The windows array is further structured as follows:

Key	Description
start	Start position of the window (0-based)
end	End position of the window (1-based)
stoichiometries	An array containing the relative abundances for the reconstructed conformations
counts	An array of arrays, each containing the number of mutations per base for each of the reconstructed conformations
coverage	An array of arrays, each containing the coverage per base for each of the reconstructed conformations, calculated using all the assigned reads post-filtering
weights	An array of arrays, each containing the weight per base from the Graph-Cut analysis
preCoverage	An array containing the total coverage per base along the window, calculated using only the reads pre-filtering, covering the entire window, that have been used to perform the spectral analysis (therefore, it can be < than the sum of the coverage arrays)
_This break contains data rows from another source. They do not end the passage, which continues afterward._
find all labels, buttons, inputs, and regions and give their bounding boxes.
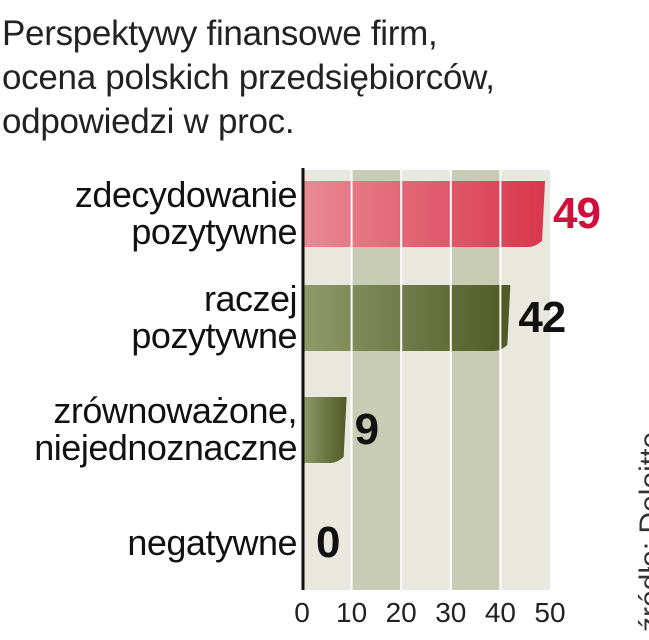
bar-2 xyxy=(302,397,347,463)
category-label: raczej xyxy=(203,278,298,319)
x-tick-label: 40 xyxy=(484,597,516,628)
category-label: zrównoważone, xyxy=(53,390,297,431)
x-tick-label: 0 xyxy=(294,597,310,628)
bar-1 xyxy=(302,285,511,351)
chart-title-line-3: odpowiedzi w proc. xyxy=(2,102,295,141)
category-label: niejednoznaczne xyxy=(34,427,297,468)
value-label: 49 xyxy=(553,189,601,238)
chart-title-line-2: ocena polskich przedsiębiorców, xyxy=(2,58,495,97)
x-tick-label: 50 xyxy=(534,597,566,628)
x-tick-label: 10 xyxy=(336,597,368,628)
value-label: 0 xyxy=(316,518,341,567)
value-label: 42 xyxy=(518,293,566,342)
value-label: 9 xyxy=(354,405,380,454)
category-label: negatywne xyxy=(127,521,297,563)
category-label: pozytywne xyxy=(131,315,297,356)
x-tick-label: 30 xyxy=(435,597,467,628)
x-tick-label: 20 xyxy=(385,597,417,628)
chart-title-line-1: Perspektywy finansowe firm, xyxy=(2,14,438,53)
bar-0 xyxy=(302,181,546,247)
category-label: pozytywne xyxy=(131,211,297,252)
source-note: źródło: Deloitte xyxy=(634,431,649,632)
category-label: zdecydowanie xyxy=(74,174,298,215)
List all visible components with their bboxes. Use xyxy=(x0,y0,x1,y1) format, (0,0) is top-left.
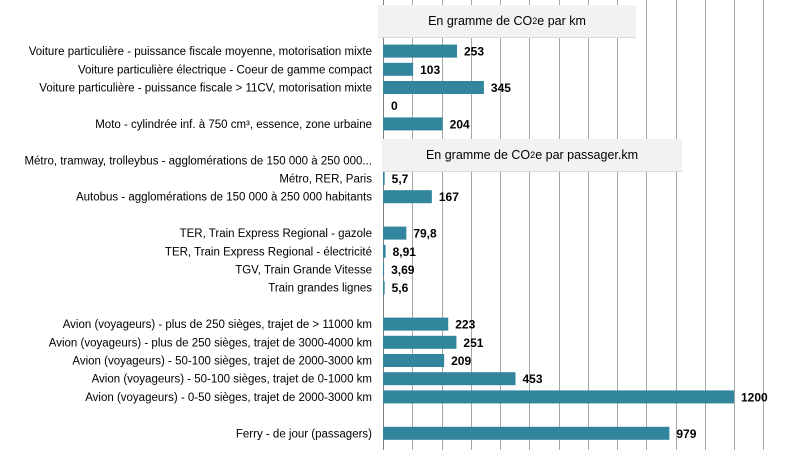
category-label: Moto - cylindrée inf. à 750 cm³, essence… xyxy=(95,119,372,131)
category-label: Voiture particulière électrique - Coeur … xyxy=(78,64,373,76)
data-label: 979 xyxy=(676,427,696,441)
category-labels: Voiture particulière - puissance fiscale… xyxy=(24,46,372,440)
data-label: 79,8 xyxy=(413,227,437,241)
annotation-per-km-pre: En gramme de CO xyxy=(428,14,533,28)
grid-lines xyxy=(383,0,764,450)
data-label: 209 xyxy=(451,354,471,368)
annotation-per-passenger-km: En gramme de CO 2 e par passager.km xyxy=(382,139,682,172)
bar xyxy=(383,281,385,295)
bar xyxy=(383,335,457,349)
data-label: 251 xyxy=(463,336,483,350)
bar xyxy=(383,172,385,185)
category-label: Avion (voyageurs) - 0-50 sièges, trajet … xyxy=(85,392,372,404)
data-label: 253 xyxy=(464,45,484,59)
bar xyxy=(383,426,670,440)
annotation-per-km: En gramme de CO 2 e par km xyxy=(378,5,636,38)
category-label: Ferry - de jour (passagers) xyxy=(236,428,372,440)
bar xyxy=(383,354,445,367)
category-label: Avion (voyageurs) - 50-100 sièges, traje… xyxy=(92,374,372,386)
category-label: TGV, Train Grande Vitesse xyxy=(235,265,372,277)
data-label: 0 xyxy=(391,99,398,113)
data-labels: 253 103 345 0 204 5,7 167 79,8 8,91 3,69 5,6 223 251… xyxy=(391,45,768,441)
category-label: TER, Train Express Regional - gazole xyxy=(180,228,372,240)
bar xyxy=(383,244,386,258)
annotation-per-km-sub: 2 xyxy=(532,16,538,26)
category-label: Voiture particulière - puissance fiscale… xyxy=(39,83,372,95)
annotation-per-passenger-km-sub: 2 xyxy=(530,150,536,160)
annotation-per-passenger-km-post: e par passager.km xyxy=(535,148,639,162)
bar xyxy=(383,372,516,386)
data-label: 223 xyxy=(455,318,475,332)
data-label: 8,91 xyxy=(393,245,417,259)
category-label: Avion (voyageurs) - plus de 250 sièges, … xyxy=(63,319,372,331)
bar xyxy=(383,390,734,404)
category-label: TER, Train Express Regional - électricit… xyxy=(165,246,372,258)
category-label: Train grandes lignes xyxy=(268,283,372,295)
data-label: 3,69 xyxy=(391,263,415,277)
category-label: Autobus - agglomérations de 150 000 à 25… xyxy=(76,192,372,204)
data-label: 345 xyxy=(491,81,511,95)
bar-series xyxy=(383,44,734,440)
bar xyxy=(383,317,449,331)
data-label: 103 xyxy=(420,63,440,77)
data-label: 167 xyxy=(439,190,459,204)
data-label: 453 xyxy=(523,372,543,386)
category-label: Avion (voyageurs) - plus de 250 sièges, … xyxy=(49,337,372,349)
bar xyxy=(383,62,414,76)
category-label: Métro, tramway, trolleybus - agglomérati… xyxy=(24,155,372,167)
data-label: 204 xyxy=(450,117,470,131)
annotation-per-km-post: e par km xyxy=(537,14,586,28)
bar xyxy=(383,263,385,276)
data-label: 5,6 xyxy=(392,281,409,295)
category-label: Métro, RER, Paris xyxy=(279,174,372,186)
category-label: Voiture particulière - puissance fiscale… xyxy=(29,46,372,58)
bar xyxy=(383,226,407,240)
category-label: Avion (voyageurs) - 50-100 sièges, traje… xyxy=(72,356,372,368)
bar xyxy=(383,81,484,94)
data-label: 5,7 xyxy=(392,172,409,186)
data-label: 1200 xyxy=(741,390,768,404)
bar xyxy=(383,44,458,58)
bar xyxy=(383,117,443,131)
bar xyxy=(383,190,432,204)
annotation-per-passenger-km-pre: En gramme de CO xyxy=(425,148,531,162)
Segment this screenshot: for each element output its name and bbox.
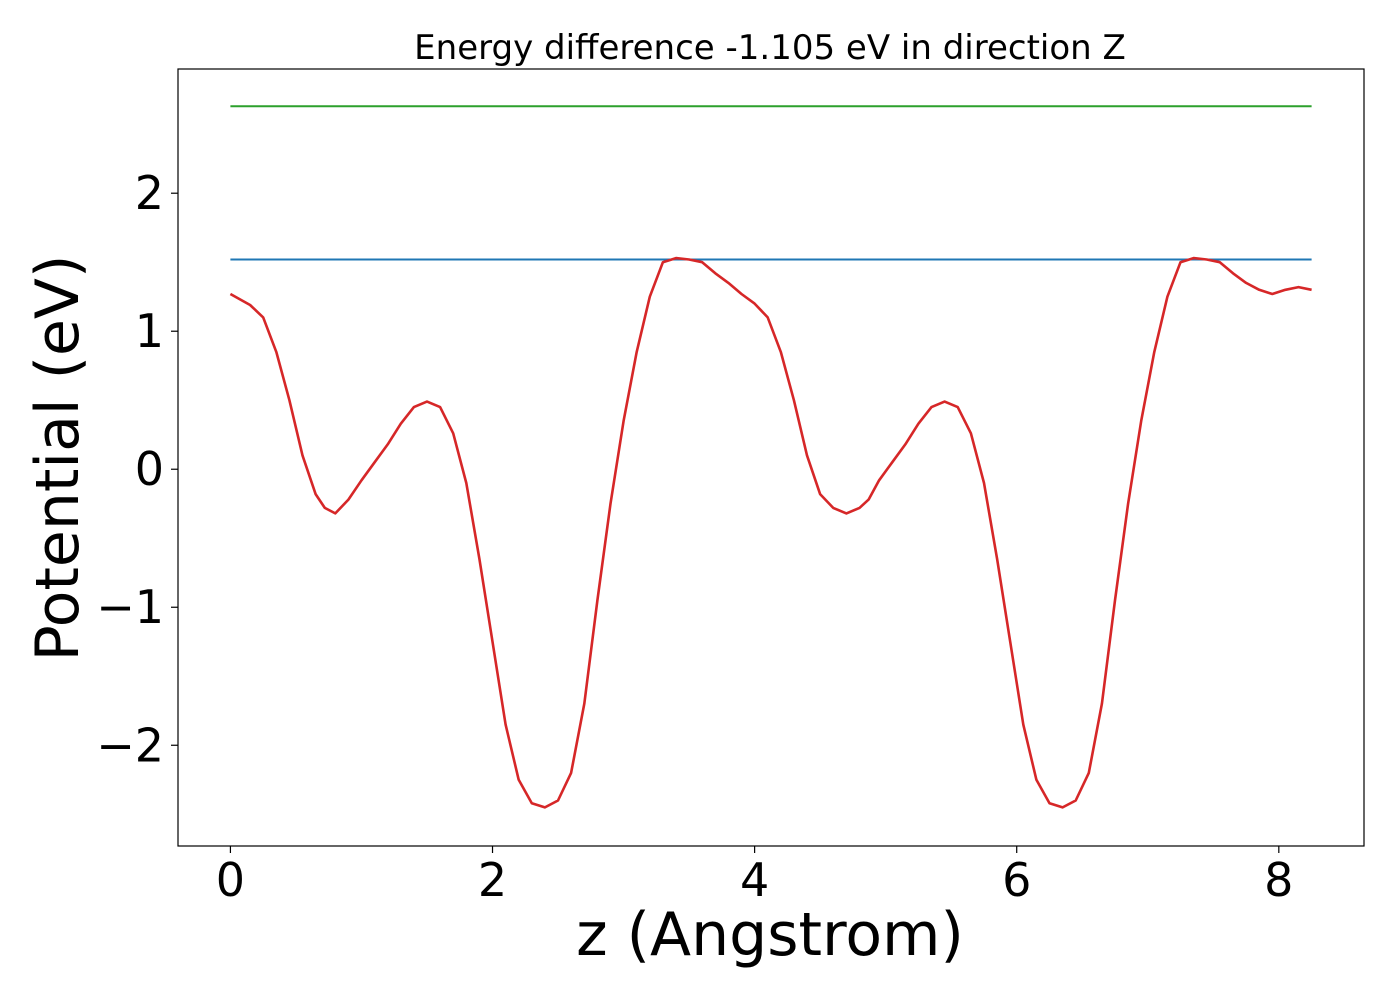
- x-axis: 0 2 4 6 8: [216, 846, 1293, 907]
- y-tick-label: −2: [96, 718, 164, 772]
- y-axis: −2 −1 0 1 2: [96, 166, 178, 772]
- x-axis-label: z (Angstrom): [576, 900, 964, 970]
- x-tick-label: 4: [740, 853, 769, 907]
- y-tick-label: −1: [96, 580, 164, 634]
- x-tick-label: 2: [478, 853, 507, 907]
- chart-title: Energy difference -1.105 eV in direction…: [414, 28, 1126, 68]
- plot-area-frame: [177, 68, 1365, 847]
- y-tick-label: 0: [135, 442, 164, 496]
- x-tick-label: 6: [1002, 853, 1031, 907]
- x-tick-label: 8: [1264, 853, 1293, 907]
- x-tick-label: 0: [216, 853, 245, 907]
- y-axis-label: Potential (eV): [23, 255, 93, 662]
- y-tick-label: 1: [135, 304, 164, 358]
- y-tick-label: 2: [135, 166, 164, 220]
- plot-lines: [229, 105, 1312, 809]
- series-line-2: [229, 256, 1312, 809]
Since v1.3, in case multiple replicates are being analyzed, an additional clusterConfidence array is present right after the windows array, which is structured as it follows:

Key	Description
nClusters	Number of detected clusters/conformations
confidence	A value between 0 and 1 representing the fraction of replicates for which the spectral analysis found the above number of conformations (e.g., if nClusters is 2 and out of two replicates one was found to form 2 conformations and the other 3 conformations, confidence will be 0.5)
start	Start position of the window (0-based)
end	End position of the window (1-based)

Post-processing of DRACO output

DRACO JSON output files can be somehow hard to interpret and process. To facilitate this operation, we developed the rf-json2rc module, that has been included in the RNA Framework. The module allows converting the reactivity profiles deconvolved by DRACO into RNA Count (RC) files, that can be subsequently normalized with the rf-norm module, and then fed into the rf-fold module for secondary structure modeling. For additional details, please refer to the rf-json2rc docs.